Jakarta, Gempita.co – Selama tiga bulan Letnan Dua Pierre Tendean mengikuti pelatihan di Pusat Pendidikan Intelijen (Pusdikintel), Bogor. Setelah menamatkan kursus kilat, Pierre langsung menerima surat tugas. Pierre ditugaskan untuk memimpin pasukan gerilya yang akan menyusup ke Negara Federasi Malaysia.
“Ia ikut operasi-operasi penyusupan ke Malaysia dari selat panjang,” kata Abdul Haris mengenang sang ajudan, Pierre Tendean. “Dalam masa setahun ia telah tiga kali menyusup ke daratan Malaysia,” ungkap Nasution dalam Memenuhi Panggilan Tugas Jilid 6: Masa Kebangkitan Orde Baru.
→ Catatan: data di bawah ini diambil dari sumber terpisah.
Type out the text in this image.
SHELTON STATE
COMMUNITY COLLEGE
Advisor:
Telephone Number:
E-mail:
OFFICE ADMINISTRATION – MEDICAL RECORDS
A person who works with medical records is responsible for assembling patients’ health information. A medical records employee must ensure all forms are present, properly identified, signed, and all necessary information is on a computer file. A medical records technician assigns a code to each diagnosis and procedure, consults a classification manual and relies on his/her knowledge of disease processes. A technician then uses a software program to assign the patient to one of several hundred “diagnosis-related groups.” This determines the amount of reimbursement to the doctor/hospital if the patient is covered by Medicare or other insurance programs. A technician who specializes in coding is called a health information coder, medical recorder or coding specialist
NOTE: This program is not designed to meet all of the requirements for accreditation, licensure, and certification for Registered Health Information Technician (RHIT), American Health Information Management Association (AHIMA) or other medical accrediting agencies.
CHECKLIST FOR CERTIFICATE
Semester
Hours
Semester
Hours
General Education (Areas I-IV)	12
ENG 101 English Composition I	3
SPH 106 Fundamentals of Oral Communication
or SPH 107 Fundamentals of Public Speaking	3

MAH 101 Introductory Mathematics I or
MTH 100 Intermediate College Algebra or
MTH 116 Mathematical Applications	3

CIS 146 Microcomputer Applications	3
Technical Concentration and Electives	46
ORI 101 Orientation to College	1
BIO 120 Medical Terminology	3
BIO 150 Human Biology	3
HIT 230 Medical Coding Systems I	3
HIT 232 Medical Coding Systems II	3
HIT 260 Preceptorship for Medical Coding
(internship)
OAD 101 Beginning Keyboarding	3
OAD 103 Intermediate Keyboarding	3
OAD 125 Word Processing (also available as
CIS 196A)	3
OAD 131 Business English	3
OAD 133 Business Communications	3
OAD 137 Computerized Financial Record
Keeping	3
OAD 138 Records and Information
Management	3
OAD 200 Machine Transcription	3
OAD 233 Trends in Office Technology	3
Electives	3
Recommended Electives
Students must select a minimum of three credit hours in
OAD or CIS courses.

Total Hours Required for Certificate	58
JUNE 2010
Pierre merupakan komandan Basis Y yang terletak di daerah Pasir Panjang, Kepulauan Karimun. Pada Maret 1964, Pierre dikirimkan ke Malaysia melalui Selat Panjang, Kepulauan Meranti, Riau. Malaka dan Johor adalah wilayah yang menjadi wilayah sasaran penyusupan.
Dalam aksi pertamanya, Pierre menyamar sebagai turis yang melancong. Karena memiliki paras blasteran Indo-Prancis, Pierre tidak kesulitan menembus ke jantung kota. Selain perawakan yang menunjang, Pierre juga telah dibekali sejumlah ilmu intelijen maupun kemampuan tempur.
Dalam Memoar Oei Tjoe Tat yang disusun Pramoedya Ananta Toer, Pierre tercatat mengawal Menteri Negara Oei Tjoe Tat. Saat itu, Oei diperintahkan Presiden Sukarno menjalin kerja sama dengan semua pihak yang anti dengan pembentukan federasi Malaysia. Oei berlakon sebagai pedagang Tionghoa. Sementara Pierre, dengan wajah bulenya cukup apik berperan menjadi turis.
Sembari menjalakan tugas, Pierre masih berbelanja. Di pusat-pusat pertokoan yang dikunjungi, Pierre membeli raket merk Dunlop, jam tangan, rokok merk Commodore untuk ayahnya, dan pakaian serta aksesori impor buat kakak dan ibunya. Sang kekasih, Rukmini Chamim pun tidak ketinggalan kebagian oleh-oleh berupa satu stel pakaian.
Pada aksi yang kedua, Pierre terlibat bentrokan kecil. Dalam kontak tersebut, Pierre dapat merebut senjata dan verrekijker (teropong) dari pasukan lawan. Sewaktu melakukan penyusupan yang ketiga kalinya, nyawa Pierre bahkan hampir melayang. Ketika berada di tengah lautan, Pierre dan pasukannya dipergoki oleh kapal perang jenis destroyer milik tentara Inggris. Dalam kejar-kejaran itu, Pierre memutuskan untuk turun dari speedboat-nya lalu berenang ke perayu nelayan.
“Berhari-hari Pierre memegang perahu nelayan itu dari belakang sambil berenang,” kata Nasution.